- I don't especially like parties & mass socializing. Being an extreme introvert, having a lot of people around me creates so much pressure that it becomes more "work" than "play". Now this has nothing to do with the freethoughers, who I am sure are a great group of folks. Instead, this has everything to do with my psychosis de-jour.
- I don't do "Sciences vs. Faith" discussions.
On the other side of the coin, the atheistic crowd may be able to explain how certain things happen...for example, sub-atomic particles form atoms, atoms come together to form molecules, molecules come together to form complex systems...but at the end of the day they simply can not answer the very basic question of WHY things happen in the natural world. In my humble opinion, the notion of faith helps to answer the "why" question...or at least helps to frame the "why" question.
I don't want or need "proof" to justify what faith I possess. That's not to say that my personal faith is completely void of markers in life that tell me I am something greater than basically a collection of organic molecules held in a water bag, because there have been situations, happenings, "things" in my life that point to something more. I have not seen the Virgin Mary is pasta, I have not been spoken to by a burning bush and I don't need a book that proves that it is the divinely inspired word of God by saying that it is the divinely inspired word of God (circles anyone?) as justification for my personal faith. My faith is a result of my knowledge, experience and some "other" factor that tells me I am not fully capable of understanding and explaining it all.
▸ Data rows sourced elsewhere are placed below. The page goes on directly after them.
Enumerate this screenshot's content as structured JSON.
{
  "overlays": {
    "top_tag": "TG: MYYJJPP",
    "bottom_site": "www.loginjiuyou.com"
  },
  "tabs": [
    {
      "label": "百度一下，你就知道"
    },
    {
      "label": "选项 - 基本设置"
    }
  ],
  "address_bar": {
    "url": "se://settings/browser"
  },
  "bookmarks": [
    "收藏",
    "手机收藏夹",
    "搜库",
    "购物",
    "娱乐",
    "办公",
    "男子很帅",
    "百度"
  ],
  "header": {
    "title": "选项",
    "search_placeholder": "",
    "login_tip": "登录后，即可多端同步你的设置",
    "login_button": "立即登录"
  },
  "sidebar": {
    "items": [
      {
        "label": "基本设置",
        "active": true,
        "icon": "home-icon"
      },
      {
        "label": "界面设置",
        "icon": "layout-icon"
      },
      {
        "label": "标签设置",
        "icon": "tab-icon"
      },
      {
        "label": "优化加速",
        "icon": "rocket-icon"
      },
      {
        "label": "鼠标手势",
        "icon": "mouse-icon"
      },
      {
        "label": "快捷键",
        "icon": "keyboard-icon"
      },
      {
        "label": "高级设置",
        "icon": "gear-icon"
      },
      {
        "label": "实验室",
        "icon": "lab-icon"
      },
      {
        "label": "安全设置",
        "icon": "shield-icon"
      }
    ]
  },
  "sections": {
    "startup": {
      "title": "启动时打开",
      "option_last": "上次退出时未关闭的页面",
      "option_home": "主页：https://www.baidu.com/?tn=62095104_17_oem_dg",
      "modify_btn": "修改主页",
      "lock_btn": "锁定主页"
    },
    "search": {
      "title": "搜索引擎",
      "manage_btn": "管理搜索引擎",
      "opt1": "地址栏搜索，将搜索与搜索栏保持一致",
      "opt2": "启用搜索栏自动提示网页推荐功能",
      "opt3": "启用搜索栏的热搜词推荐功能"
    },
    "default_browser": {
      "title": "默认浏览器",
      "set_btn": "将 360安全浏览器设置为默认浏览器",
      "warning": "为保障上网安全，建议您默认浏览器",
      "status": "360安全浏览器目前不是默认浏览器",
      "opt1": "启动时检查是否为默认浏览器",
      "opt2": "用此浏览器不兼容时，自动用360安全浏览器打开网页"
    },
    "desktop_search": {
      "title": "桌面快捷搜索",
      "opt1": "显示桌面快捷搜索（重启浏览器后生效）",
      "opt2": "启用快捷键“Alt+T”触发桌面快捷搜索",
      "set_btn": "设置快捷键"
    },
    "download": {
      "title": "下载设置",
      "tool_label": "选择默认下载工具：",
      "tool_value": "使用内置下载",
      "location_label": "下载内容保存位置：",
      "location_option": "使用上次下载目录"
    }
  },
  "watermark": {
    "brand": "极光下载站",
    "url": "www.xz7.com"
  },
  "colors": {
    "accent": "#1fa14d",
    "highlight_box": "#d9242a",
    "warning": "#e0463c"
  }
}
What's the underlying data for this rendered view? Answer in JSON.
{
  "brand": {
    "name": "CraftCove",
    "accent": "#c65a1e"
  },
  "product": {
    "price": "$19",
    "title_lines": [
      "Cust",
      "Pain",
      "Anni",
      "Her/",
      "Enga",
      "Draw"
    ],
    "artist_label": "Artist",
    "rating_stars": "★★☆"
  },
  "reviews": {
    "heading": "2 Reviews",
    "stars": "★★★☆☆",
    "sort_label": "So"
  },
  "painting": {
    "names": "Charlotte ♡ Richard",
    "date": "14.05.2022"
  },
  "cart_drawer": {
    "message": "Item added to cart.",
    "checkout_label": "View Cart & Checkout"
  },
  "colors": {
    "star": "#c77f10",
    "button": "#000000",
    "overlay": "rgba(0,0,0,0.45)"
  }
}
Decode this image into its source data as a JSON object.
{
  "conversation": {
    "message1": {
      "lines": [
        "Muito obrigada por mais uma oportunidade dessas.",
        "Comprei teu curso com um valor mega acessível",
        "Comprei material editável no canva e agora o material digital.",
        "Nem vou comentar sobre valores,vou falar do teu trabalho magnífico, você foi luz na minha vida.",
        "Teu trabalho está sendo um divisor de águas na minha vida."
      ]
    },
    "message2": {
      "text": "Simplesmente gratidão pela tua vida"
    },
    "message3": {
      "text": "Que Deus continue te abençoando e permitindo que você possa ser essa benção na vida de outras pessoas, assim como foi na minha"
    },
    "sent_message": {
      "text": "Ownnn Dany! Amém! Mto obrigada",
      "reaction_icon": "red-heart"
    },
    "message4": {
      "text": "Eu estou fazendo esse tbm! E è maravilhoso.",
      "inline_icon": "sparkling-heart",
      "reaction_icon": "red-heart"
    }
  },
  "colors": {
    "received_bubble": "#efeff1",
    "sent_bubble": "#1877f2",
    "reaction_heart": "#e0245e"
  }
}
At the end of the day, I firmly believe that the existence we all enjoy has to more than just the result of some cosmic burp in a stellar nursery. The fact that we can even have this discussion lends credence to this point. The ability to reason...to question...to try and understand...these have to be more than just biological processes.
One final point: in the past I found that when I prayed for something I almost never given what I asked for in prayer. As I've grown older and had some difficult experiences (particularly over this past year), I've discovered something that has, more than anything else, enhanced by faith...namely that I am not given what I want, but I am given what I need. When I do pray now...something I do with some degree of regularity at certain situations...I basically just ask for guidance and for what I need, even if it isn't what I want in a particular situation. That, to me, is faith.